« La justice sera réformée par un triple saut » , a annoncé KOEN GEENS, l’ancien ministre de la Justice dans un « Plan justice » du 18 mars 2015. Ce dernier s’est donné pour objectif de réformer fondamentalement le Code de procédure pénale. Il a alors composé une Commission chargée de cette rédaction . Une proposition de loi contenant le Code de procédure pénale a été déposée le 11 mai 2020 par S. VERHERSTRAETEN et B. SLEGERS.
La Commission de réforme a proposé des changements importants et notamment la suppression de « l’engagement de l’action publique par une plainte avec constitution de partie civile » . En contrepartie de cette suppression, elle propose d’introduire un nouveau droit, qui est le droit de recours contre une ordonnance de classement sans suite. Le présent travail de fin d’études portera sur la place laissée à la victime dans cette proposition de loi. La réforme opère des changements fondamentaux et propose la modification, voire la suppression de droits primordiaux pour la victime. Cette dernière n’a pas toujours été reconnue et a souvent été « l’oubliée » du procès, bien qu’au fil des années, elle y ait pris une place de plus en plus importante.
Au fil des années, la victime a pris de plus en plus de place dans le procès. À la suite des événements marquants des années nonante et notamment des affaires « Dutroux » et « Tueurs du Brabant », le système pénal belge a été réformé par la loi Franchimont du 12 mars 1998 , aussi appelée « Petit Franchimont ». Cette réforme a apporté des changements majeurs au Code de procédure pénale belge de 1808 et a apporté de nombreux droits à la victime, en insérant une vingtaine de dispositions consacrées à celle-ci . Cette loi a remis sérieusement en cause le caractère inquisitoire de l’enquête. Elle a été complétée par de nombreuses lois et notamment la loi du 27 décembre 2012 portant diverses dispositions relatives à la justice, venue étendre plusieurs droits pour la victime (ces droits seront évoqués plus en profondeur dans les chapitres suivants).
Parmi les droits que cette loi a apportés, figurent le droit d’accès au dossier répressif et le droit de demander des devoirs d’enquête complémentaires. Ces droits apportent un rôle actif à la victime. À titre plus anecdotique, la loi Franchimont a également créé le terme de « personne lésée » . Plusieurs lois ont ensuite suivi cette grande réforme, en apportant toujours plus de droits et d’importance à la victime. L’objectif de la loi Franchimont était d’exprimer explicitement une préoccupation pour les victimes et elle a d’ailleurs prévu à l’article 3 du Code de procédure pénale, que les victimes d’infractions ainsi que leurs proches devaient être traités avec attention, notamment en leur donnant des informations et en établissant un contact avec les services spécialisés, comme les assistants juridiques.
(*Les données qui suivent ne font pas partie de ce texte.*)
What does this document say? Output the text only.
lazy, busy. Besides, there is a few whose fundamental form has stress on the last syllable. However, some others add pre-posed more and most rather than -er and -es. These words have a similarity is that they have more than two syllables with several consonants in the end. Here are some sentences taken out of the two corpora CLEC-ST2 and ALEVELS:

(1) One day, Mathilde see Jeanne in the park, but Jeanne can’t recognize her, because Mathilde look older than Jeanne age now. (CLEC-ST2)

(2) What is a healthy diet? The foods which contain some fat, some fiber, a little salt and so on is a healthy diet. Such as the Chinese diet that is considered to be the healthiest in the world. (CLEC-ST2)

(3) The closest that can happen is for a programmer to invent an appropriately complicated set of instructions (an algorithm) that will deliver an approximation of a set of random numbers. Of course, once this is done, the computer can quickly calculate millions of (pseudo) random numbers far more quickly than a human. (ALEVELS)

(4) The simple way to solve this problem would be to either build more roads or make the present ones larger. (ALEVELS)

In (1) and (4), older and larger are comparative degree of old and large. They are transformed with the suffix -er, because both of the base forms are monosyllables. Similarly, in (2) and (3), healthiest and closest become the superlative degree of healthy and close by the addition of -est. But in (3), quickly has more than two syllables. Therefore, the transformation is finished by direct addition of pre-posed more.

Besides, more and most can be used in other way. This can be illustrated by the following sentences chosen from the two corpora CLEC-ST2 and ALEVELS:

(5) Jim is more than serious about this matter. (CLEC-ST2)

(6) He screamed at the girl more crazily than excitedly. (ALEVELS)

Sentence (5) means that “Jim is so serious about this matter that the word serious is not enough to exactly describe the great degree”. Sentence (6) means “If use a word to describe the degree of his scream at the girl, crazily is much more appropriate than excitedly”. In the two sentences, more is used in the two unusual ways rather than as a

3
L’article 46 de la loi du 5 août 1992 relative à la fonction de police, prévoyait déjà d’ailleurs que la police doit mettre les personnes qui demandent de l’aide et de l’assistance en contact avec des services spécialisés.
Afin de compléter la réforme « Petit Franchimont », une autre tentative de réforme a eu lieu, appelée « Grand Franchimont ». Ce projet comprenait le projet de loi adopté par le Sénat et déposé à la Chambre en 2005. Cependant, semblant trop irréaliste, il fut retiré par la Chambre.
En outre, même si la Belgique accorde une position forte à la victime, ce n’est pas un phénomène exclusivement national puisqu’elle a subi une grande influence européenne. En effet, plusieurs directives européennes ont été adoptées concernant les victimes. Parmi celles-ci il y a notamment la directive 2012/29/UE du 25 octobre 2012, obligatoire en raison de la ratification de cette directive en Belgique. Cette dernière qui établit des normes minimales concernant les droits, le soutien et la protection des victimes remplace la décision-cadre du 15 mars 2001 qui accordait déjà une grande reconnaissance à la victime. À côté de cette influence européenne, dans le cadre du travail au sein des parquets du procureur, diverses circulaires accordant aux victimes certains droits ont été mises en place. En guise d’exemples, il existe la circulaire du 15 mai 2012 sur l’interdiction temporaire de résidence en cas de violence domestique, la n°06/2018 concernant l’autorisation de consulter le dossier ou d’en obtenir une copie, une autre n°16/2012concernant l’accueil des victimes au sein des parquets et tribunaux, ou encore la circulaire n°17/2012 concernant le droit de rendre un dernier hommage en cas de meurtre. Enfin, il est important de mentionner qu’assez récemment, dans un exposé d’orientation politique du 4 novembre 2020, le nouveau ministre de la Justice, V. VAN QUICKENBORNE, a fait part de son souhait de placer la victime au centre du procès pénal en lui accordant plus d’attention et notamment aux victimes de violences sexuelles par exemple. Il s’agit là d’une affaire à suivre.